これからもよろしく
40
学園祭の数日後、大西君に校舎裏側に呼び出された。まるで告白するみたいな、ベタな場所……。
ここで告白されるんじゃないかという淡い期待が湧いてきて、自分で自分を諫めた。そんな訳ないよね。笑顔で良かったなって言われたし。
きっと、女じゃなくて、男が好きとかいうカミングアウトとか、田辺君と幸せに~とか言われるんだ……。田辺君は、もう断った。
「あの、田辺君……」
「あの、田辺……」
お互いに、同時に話し出してしまった。
「そっちから。」
「うんん、そっちから、どうぞ。」
「じゃあ…………フラれる覚悟で言うけど…………」
はぁ?!フラれるってどうゆう事!?
「ちよ、ちょっと待って?フラレる覚悟って何?」
「そっちこそ待て。俺はまだ何も言ってない。」
「え?あ、ごめん。」
大西君はまだ自分の番だと言わんばかりに私が動揺するのを抑えた。
そう言ったクセに、独り言のような事を言い出した。
「やっぱり……こんな事言うべきじゃないかもしれない。もし佐藤が血迷って、選択ミスしでかしたら俺のせいだ!」
「選択ミス?」
「だって、もし田辺じゃなくて…………俺を選んだら選択ミスだろ?」
何それ!!
「違うよ!今度こそ、正解だよ!ちゃんと、正解にたどり着いたもん!!私、大西君がいい!大西君が好き!!」
「いやいや、佐藤よく考えろ。ルックス性格、学力、運動能力、どれを取っても俺は人並みだ。田辺ほどのスペックは無い!!」
「大西君は、私がミスしなきゃいいと思ってる?それが一番大事?」
なんか……なんか腹立つ!!大西君の態度に何だか腹が立った!!だったらなんでここに呼び出したの?なんで私に期待させるの?
「私が、その選択ミスをすればいいとは思わない?少しも?」
どうして田辺君より、自分を選べって言わないの?
「正直…………ミス…………すればいいと思ってる。」
「じゃあ、このミスは大西君のせいだね。この選択ミスは私のせいじゃない。良かった。」
「俺が……そのミス…………できる限りフォローする。」
大西君は改めて、手を差し出して言った。
「だから、俺と付き合って欲しい。」
私は、その手を握って言った。
「喜んで。」
嬉しい!嬉しい!!何だか、大西君の顔を見たら笑えた。お互いに何故か顔を見合せて笑った。

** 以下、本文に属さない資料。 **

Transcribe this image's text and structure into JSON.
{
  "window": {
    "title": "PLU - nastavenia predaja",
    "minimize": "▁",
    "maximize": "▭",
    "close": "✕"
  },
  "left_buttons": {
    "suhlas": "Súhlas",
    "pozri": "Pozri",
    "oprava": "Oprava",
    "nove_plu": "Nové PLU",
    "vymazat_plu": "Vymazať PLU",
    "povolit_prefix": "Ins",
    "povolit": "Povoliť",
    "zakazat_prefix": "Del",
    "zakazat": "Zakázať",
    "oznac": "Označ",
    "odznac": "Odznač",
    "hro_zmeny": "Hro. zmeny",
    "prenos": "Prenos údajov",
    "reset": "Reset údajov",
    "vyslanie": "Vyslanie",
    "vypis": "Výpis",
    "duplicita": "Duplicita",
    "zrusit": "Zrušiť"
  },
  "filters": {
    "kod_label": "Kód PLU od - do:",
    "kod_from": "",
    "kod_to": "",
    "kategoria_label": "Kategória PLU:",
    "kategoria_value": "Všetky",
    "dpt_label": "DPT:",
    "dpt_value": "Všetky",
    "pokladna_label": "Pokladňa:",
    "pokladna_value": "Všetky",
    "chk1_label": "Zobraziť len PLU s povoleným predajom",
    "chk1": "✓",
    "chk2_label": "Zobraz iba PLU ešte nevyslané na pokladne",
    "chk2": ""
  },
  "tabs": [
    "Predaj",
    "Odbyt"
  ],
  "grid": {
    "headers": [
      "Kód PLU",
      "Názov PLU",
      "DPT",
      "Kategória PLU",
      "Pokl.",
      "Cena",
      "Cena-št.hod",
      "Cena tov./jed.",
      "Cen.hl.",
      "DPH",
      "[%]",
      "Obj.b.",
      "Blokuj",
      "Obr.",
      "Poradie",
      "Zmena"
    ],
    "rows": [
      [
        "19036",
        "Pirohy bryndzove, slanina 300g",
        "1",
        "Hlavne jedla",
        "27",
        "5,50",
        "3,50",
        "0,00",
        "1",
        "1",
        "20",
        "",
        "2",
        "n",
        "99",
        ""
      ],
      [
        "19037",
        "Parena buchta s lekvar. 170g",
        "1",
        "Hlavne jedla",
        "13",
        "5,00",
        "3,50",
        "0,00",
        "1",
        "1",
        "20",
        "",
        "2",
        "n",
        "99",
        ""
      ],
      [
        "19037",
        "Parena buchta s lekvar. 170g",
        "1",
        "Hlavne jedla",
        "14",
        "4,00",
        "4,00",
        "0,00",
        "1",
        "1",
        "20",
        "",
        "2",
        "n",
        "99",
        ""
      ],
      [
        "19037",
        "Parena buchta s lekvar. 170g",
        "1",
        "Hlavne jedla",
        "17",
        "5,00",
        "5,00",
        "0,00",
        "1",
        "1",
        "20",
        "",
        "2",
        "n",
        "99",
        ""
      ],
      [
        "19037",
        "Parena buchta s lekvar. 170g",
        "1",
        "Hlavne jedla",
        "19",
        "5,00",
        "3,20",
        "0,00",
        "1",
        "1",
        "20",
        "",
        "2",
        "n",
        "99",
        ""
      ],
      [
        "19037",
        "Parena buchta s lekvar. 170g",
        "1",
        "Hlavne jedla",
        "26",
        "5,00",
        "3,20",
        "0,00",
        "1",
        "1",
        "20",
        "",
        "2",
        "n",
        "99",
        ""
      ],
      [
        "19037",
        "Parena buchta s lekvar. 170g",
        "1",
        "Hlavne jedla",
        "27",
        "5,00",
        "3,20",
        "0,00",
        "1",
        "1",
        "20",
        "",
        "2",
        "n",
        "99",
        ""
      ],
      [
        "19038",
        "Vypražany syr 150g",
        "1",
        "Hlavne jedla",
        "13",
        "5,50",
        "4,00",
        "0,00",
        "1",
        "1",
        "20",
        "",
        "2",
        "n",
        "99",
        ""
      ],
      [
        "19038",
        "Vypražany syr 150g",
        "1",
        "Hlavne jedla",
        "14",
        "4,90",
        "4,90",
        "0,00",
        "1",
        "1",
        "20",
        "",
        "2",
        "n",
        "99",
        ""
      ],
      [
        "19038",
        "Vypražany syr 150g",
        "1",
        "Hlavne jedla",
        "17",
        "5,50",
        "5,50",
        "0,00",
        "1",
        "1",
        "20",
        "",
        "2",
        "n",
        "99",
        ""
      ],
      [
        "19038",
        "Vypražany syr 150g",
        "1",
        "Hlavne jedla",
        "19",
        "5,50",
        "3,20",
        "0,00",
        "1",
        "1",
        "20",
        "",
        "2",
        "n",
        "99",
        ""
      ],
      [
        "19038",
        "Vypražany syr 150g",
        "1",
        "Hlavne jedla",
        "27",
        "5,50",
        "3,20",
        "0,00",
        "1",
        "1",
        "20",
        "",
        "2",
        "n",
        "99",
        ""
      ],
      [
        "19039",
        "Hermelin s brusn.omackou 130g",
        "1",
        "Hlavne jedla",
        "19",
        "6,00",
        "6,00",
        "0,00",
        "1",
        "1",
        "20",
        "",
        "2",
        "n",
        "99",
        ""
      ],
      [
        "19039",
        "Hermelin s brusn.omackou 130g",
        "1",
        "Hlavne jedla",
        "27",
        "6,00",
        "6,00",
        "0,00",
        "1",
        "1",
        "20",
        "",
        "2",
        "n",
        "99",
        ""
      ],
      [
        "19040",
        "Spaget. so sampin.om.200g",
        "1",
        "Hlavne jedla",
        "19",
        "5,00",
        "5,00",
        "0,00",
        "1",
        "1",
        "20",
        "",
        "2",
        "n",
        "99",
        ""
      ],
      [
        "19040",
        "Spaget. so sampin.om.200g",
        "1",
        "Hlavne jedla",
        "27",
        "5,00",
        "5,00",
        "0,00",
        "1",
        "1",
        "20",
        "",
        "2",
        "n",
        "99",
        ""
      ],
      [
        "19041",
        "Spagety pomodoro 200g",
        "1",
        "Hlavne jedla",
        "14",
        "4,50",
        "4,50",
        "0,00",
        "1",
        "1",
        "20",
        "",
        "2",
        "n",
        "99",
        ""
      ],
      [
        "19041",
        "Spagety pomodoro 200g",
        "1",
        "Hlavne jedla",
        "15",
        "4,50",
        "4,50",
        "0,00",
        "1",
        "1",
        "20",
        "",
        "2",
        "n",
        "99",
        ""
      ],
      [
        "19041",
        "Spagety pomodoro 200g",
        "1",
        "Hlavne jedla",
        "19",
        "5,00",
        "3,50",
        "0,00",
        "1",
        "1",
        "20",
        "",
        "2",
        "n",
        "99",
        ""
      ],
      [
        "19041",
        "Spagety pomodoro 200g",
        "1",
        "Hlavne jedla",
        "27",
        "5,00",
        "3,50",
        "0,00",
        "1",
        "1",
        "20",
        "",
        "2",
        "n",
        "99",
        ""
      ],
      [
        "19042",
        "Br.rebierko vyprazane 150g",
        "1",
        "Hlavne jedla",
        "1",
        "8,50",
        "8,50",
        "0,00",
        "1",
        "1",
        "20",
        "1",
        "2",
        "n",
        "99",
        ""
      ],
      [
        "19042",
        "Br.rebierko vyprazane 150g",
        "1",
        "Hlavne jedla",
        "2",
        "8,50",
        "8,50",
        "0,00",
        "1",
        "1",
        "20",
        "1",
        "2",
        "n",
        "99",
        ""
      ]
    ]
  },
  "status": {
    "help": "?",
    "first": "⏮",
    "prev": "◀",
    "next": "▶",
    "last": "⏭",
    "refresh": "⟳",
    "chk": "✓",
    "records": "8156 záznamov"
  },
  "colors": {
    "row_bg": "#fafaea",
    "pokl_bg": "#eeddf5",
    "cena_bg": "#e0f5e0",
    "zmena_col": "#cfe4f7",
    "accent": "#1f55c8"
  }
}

その時の大西君の笑顔は、この前の笑顔とは違う気がした。
「あれ?私、好きって聞いてない。ねぇ、大西君!」
「廉。もう、廉って呼べよ。俺も佐藤の事、栞って呼ぶから。」
「待って?ごまかしてない?」
それからも、大西君に笑顔でごまかされ続けた。
「ずるい!私は言ったのに!!」
「また今度。」
そう言って、大西君は中庭の方に歩いて行った。私は後ろについて歩いた。
「また今度っていつ?」
「いや、今はマジで無理!!」
「どうして!?」
そして振り返ると、大西君が校舎裏に向かって大きな声で言った。
「隠れてるのはわかってんだからな!!」
その後すぐに、カシャッっと脚立に何かが当たる音がした。
「にゃ~お!」
「猫か~!…………ってなるか!!」
すると、曲がり角から水野さんと、大森君と、稲葉さんと、梶原君が出て来た。梶原君まで……。
「バレたら仕方がない!私達、猫忍にゃ、ニャニャン!!」
そして、何故か三人でポーズを取った。
「え?あ、俺は?」
梶原君が困っていた。
「何だよそれ!!」
「今、幼児に大人気の猫忍者ニャニャンだよ?知らない?」
大森君が詳細を教えてくれた。
「立派な忍ニャになったニャンとニャオの兄弟が敵をやっつける子供番組だよ?」
「知らねーよ!!猫の三姉妹の怪盗とか、猫の地縛霊とか、猫型ロボットしか知らねーよ!」
それ、確かに猫だけど……。
「廉~!ちゃんと好きって言いなよ~!」
「いや、言うよ言うけども、何でお前らの前で言わなきゃいけねーんだよ!」
「あ、ギャラリー足りない?何なら全校集会の前にやる?」
水野さん、そんなに人前で言わせたいの?言われるこっちも恥ずかしいんだけど……。
「うるせ~な!言うときは言うよ!佐藤が望むなら屋上からだって叫んでやるよ!あ、本当に望んだりしないでください!お願いします!」
大西君は私に拝んでいた。
何だか…………まだまだ波乱は続きそう。それでも…………
だから嫌だった……。
なんて言わせないでね。これからもよろしく、廉。